Fundus Görüntülerinin Diyabetik Retinopati Değerlendirmesine Yönelik Olarak Bölütlenmesi
Özet
Diabetes, one of the most common diseases, leads to various complications. One of these complications, diabetic retinopathy, is the leading cause of permanent blindness in adults. Regular screening for this disease not only reduces the risk of vision loss for patients but also lowers healthcare costs through early diagnosis. To establish an efficient public health screening system, it is essential to reduce the workload on doctors. Therefore, automating diabetic retinopathy checks has become a popular topic in recent years.
A system that enables the detection of diabetic retinopathy must learn to recognize signs of the disease, whether they are explicit or hidden. In this thesis, we focused on the direct segmentation of lesions required for classifying the disease. For this purpose, we used the IDRiD dataset, which includes four important lesion types: microaneurysms, hemorrhages, exudates, and soft exudates.
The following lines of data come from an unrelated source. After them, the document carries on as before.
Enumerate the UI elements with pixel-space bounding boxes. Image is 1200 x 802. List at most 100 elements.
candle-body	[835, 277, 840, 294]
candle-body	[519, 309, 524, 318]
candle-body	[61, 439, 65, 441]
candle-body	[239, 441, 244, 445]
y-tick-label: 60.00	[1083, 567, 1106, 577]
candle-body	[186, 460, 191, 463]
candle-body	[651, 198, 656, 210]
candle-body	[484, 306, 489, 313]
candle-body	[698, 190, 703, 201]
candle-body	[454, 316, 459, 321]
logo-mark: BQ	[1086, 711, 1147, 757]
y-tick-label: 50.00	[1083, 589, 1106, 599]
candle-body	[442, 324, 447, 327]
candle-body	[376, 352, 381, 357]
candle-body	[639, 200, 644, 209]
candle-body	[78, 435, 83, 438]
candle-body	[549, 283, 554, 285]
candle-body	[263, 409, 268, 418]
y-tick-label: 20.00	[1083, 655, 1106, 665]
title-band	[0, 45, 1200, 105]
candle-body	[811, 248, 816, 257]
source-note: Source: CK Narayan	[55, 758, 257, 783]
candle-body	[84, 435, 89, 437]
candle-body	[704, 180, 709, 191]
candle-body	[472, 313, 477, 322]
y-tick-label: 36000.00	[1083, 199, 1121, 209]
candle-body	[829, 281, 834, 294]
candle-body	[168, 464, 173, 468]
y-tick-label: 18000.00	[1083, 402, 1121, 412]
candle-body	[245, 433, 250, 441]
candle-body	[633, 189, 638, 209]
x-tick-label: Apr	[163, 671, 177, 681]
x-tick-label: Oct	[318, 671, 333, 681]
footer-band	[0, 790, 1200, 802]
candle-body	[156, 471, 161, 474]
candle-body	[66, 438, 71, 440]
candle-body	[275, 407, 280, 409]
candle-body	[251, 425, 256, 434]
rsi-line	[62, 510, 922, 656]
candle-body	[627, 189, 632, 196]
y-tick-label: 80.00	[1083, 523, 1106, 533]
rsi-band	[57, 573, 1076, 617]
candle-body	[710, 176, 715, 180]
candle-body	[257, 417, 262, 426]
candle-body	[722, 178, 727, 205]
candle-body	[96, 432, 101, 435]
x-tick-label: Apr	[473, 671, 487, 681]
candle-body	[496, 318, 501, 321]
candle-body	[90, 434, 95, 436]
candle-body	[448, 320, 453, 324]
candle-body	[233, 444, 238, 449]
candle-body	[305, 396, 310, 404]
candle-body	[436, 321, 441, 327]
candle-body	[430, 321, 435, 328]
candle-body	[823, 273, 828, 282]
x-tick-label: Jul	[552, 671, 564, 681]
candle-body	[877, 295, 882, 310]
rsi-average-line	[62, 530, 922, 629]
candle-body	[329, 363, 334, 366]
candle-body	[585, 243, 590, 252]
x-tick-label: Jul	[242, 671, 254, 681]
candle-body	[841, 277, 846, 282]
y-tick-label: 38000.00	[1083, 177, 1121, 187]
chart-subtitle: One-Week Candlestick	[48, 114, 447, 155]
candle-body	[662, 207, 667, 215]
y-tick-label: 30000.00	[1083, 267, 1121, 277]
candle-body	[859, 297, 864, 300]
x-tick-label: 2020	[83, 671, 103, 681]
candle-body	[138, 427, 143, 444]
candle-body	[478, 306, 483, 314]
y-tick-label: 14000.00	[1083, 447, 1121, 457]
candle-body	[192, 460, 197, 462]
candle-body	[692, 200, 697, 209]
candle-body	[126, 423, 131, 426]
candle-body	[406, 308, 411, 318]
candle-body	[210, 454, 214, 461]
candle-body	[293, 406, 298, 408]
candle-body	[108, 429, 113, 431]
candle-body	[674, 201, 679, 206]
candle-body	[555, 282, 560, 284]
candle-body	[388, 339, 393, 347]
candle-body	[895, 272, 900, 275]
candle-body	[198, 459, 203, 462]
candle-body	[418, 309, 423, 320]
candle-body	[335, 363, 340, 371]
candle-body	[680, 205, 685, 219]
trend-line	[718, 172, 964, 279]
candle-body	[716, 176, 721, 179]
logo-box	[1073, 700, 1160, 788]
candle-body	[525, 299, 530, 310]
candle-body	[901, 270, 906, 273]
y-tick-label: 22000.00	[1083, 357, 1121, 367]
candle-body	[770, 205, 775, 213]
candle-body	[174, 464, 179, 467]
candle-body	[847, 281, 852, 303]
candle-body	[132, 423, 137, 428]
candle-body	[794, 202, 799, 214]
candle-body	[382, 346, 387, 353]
In this study, we addressed the challenges arising from the limited number of images and lesions in the dataset. To achieve this, the following dataset-focused methods were developed:
• Pre-processing methods to enhance the visibility of retinal lesions.
• Data augmentation method by adding lesions to healthy images.
• A three-stage transfer learning method.
With the help of these methods, various parameters and combinations of other techniques were tested, resulting in achieving the second-highest performance value in the literature. The positive effects of the listed methods were tested and presented.